Dalam Peraturan Pemerintah ini pengertian Air Susu Ibu Eksklusif yang selanjutnya di singkat ASI Eksklusif adalah ASI yang diberikan kepada bayi sejak lahir selama 6 (enam) bulan, tampa menambahkan dan atau mengganti dengan makanan atau minuman lain. PP nomor 33 tahun 2013 juga mengajak banyak pihak untuk mendukungnya: Meningkatkan peran dan dukungan keluarga, masyarakat, pemerintah pusat dan pemerintah daerah terhadap pemberian ASI Eksklusif.

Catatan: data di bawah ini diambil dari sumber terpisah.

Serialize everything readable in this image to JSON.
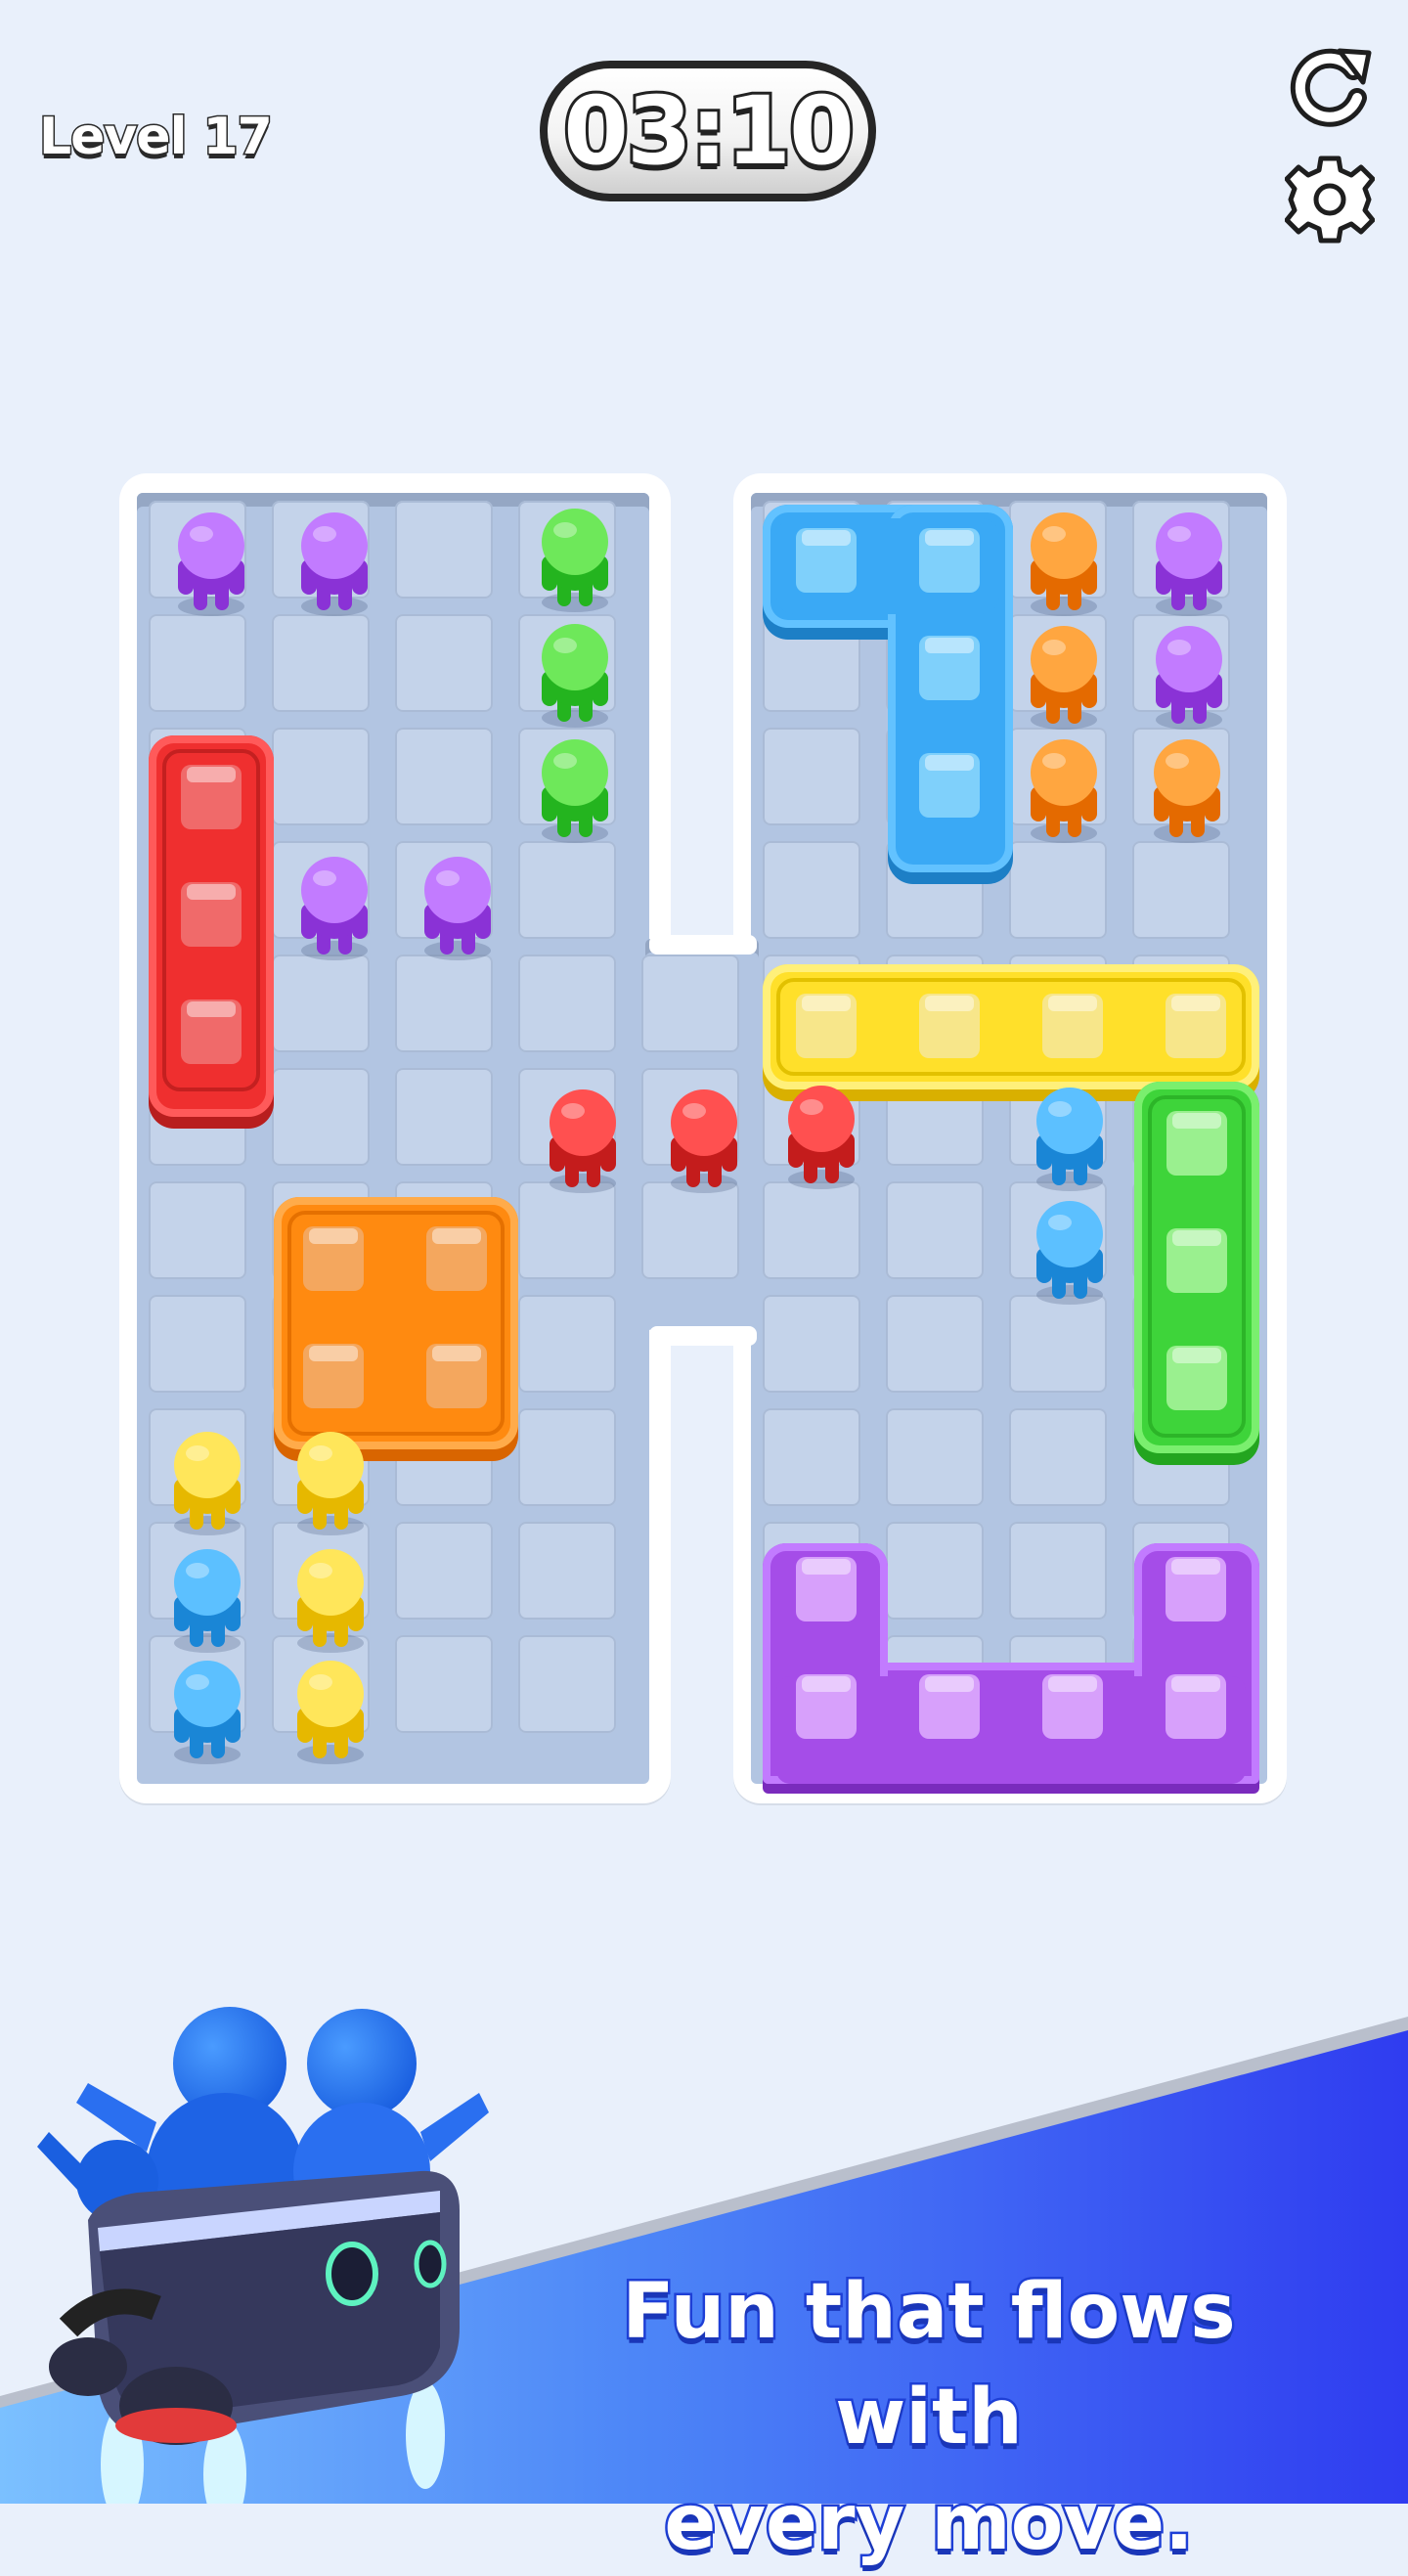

Cuti hamil dan melahirkan yang hanya tiga bulan serta kewajiban para ibu untuk memberikan ASI eksklusif dapat menimbulkan konflik. Konflik muncul apabila terdapat adanya ketidaksesuaian paham pada sebuah situasi sosial tentang pokok-pokok pikiran tertentu dan/ atau terdapat antagonisme- antagonisme emosional. Konflik-konflik substantif meliputi ketidaksesuaian paham tentang hal-hal seperti misalnya: tujuan, alokasi sumber daya, distribusi imbalan, kebijaksanaan, prosedur, serta penugasan pekerjaan. Konflik emosional timbul karena perasaan marah, ketidakpercayaan, ketidaksenangan, takut dan sikap menentang, maupun bentrokan kepribadian.

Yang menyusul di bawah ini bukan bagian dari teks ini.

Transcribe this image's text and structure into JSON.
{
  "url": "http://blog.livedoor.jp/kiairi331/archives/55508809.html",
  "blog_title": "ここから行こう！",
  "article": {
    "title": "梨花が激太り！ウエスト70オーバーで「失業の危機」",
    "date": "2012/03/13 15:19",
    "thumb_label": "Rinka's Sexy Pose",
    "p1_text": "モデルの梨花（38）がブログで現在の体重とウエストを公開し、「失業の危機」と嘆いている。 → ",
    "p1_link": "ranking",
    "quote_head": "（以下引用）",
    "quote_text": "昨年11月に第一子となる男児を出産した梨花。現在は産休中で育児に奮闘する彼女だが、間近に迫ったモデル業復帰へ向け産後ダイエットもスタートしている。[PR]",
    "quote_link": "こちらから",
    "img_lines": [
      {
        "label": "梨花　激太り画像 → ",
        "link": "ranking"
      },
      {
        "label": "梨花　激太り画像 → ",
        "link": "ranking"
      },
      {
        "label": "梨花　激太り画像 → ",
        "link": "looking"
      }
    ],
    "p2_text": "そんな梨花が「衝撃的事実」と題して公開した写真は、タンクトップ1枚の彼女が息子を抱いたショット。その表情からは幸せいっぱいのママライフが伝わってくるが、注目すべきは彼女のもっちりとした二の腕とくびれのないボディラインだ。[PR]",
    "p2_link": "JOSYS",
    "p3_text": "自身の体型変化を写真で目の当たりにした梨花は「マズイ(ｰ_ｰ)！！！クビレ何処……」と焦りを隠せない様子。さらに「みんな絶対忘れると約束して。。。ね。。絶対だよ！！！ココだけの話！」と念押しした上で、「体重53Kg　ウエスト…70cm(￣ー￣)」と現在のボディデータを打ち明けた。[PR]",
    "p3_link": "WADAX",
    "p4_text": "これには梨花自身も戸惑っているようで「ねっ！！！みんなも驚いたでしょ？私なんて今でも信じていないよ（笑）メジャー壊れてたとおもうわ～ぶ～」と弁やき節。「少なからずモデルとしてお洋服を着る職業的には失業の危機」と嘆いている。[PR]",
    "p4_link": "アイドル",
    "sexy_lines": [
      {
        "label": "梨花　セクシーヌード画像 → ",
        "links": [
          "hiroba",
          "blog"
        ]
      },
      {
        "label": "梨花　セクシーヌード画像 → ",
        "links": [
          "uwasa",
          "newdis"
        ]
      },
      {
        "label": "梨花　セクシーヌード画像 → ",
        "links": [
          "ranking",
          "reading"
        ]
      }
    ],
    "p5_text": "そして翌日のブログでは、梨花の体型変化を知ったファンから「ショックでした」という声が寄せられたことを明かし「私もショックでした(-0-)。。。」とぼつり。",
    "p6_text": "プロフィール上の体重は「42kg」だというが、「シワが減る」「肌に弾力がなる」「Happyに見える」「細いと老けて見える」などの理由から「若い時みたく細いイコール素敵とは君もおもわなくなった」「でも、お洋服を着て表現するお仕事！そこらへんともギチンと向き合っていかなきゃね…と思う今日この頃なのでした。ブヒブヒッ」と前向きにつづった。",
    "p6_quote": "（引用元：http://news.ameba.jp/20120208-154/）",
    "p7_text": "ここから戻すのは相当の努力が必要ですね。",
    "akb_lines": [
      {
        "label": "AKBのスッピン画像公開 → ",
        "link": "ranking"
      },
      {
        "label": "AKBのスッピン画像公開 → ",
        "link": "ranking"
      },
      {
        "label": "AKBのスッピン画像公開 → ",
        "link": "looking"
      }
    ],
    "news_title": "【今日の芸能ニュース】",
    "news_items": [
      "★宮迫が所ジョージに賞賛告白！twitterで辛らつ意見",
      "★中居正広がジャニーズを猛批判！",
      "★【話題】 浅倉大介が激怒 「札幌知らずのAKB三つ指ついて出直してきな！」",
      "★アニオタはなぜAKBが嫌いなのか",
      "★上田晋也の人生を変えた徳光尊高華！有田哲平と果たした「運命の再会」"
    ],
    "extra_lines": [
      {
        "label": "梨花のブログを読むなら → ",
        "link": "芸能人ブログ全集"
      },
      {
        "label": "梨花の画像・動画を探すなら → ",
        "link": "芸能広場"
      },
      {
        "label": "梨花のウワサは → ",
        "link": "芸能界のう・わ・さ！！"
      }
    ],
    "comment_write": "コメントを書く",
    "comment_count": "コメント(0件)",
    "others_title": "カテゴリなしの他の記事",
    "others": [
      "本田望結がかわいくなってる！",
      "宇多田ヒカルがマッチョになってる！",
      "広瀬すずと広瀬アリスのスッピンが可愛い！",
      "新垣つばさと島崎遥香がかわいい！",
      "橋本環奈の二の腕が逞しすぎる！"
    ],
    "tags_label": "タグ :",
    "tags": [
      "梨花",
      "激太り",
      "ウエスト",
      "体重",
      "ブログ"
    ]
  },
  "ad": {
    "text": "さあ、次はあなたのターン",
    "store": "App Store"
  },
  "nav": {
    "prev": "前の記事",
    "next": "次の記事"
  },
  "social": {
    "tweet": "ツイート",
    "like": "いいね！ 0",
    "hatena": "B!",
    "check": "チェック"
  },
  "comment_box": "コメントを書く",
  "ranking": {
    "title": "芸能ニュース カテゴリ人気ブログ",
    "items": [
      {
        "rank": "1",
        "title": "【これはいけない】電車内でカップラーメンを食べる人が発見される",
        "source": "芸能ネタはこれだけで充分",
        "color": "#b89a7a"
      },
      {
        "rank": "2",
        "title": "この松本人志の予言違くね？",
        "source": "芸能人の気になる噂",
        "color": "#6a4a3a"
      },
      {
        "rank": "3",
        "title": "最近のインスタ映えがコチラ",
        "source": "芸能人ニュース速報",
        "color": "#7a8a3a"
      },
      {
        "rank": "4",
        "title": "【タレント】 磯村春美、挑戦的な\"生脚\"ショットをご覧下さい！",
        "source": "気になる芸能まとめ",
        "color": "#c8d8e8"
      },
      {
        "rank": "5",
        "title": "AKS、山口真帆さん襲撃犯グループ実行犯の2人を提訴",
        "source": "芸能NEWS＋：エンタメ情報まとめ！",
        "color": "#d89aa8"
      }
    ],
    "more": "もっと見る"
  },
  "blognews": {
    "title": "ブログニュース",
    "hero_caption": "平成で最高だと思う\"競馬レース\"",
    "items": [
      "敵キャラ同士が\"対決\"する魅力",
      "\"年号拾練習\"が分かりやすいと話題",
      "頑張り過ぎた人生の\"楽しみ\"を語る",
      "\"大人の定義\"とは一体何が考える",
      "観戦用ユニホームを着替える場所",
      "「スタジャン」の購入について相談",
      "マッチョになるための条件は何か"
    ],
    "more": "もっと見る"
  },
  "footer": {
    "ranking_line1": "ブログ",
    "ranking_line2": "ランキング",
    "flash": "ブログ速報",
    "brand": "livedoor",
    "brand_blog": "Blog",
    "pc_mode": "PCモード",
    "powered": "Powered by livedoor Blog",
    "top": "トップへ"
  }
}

Konflik sosial adalah persemaian yang subur bagi terjadinya perubahan sosial, orang yang menganggap situasi yang dihadapinya tidak adil atau yang menganggap kebijakan yang berlaku saat ini salah biasanya mengalami pertentangan, tatanan atuan yang berlaku sebelumnya. Kondisi sosial juga menfasilitasi tercapainya rekonsiliasi atas berbagai kepentingan kebanyakan konflik tidak berakhir dengan kemenangan disalah satu pihak dan kekalahan di pihak lain.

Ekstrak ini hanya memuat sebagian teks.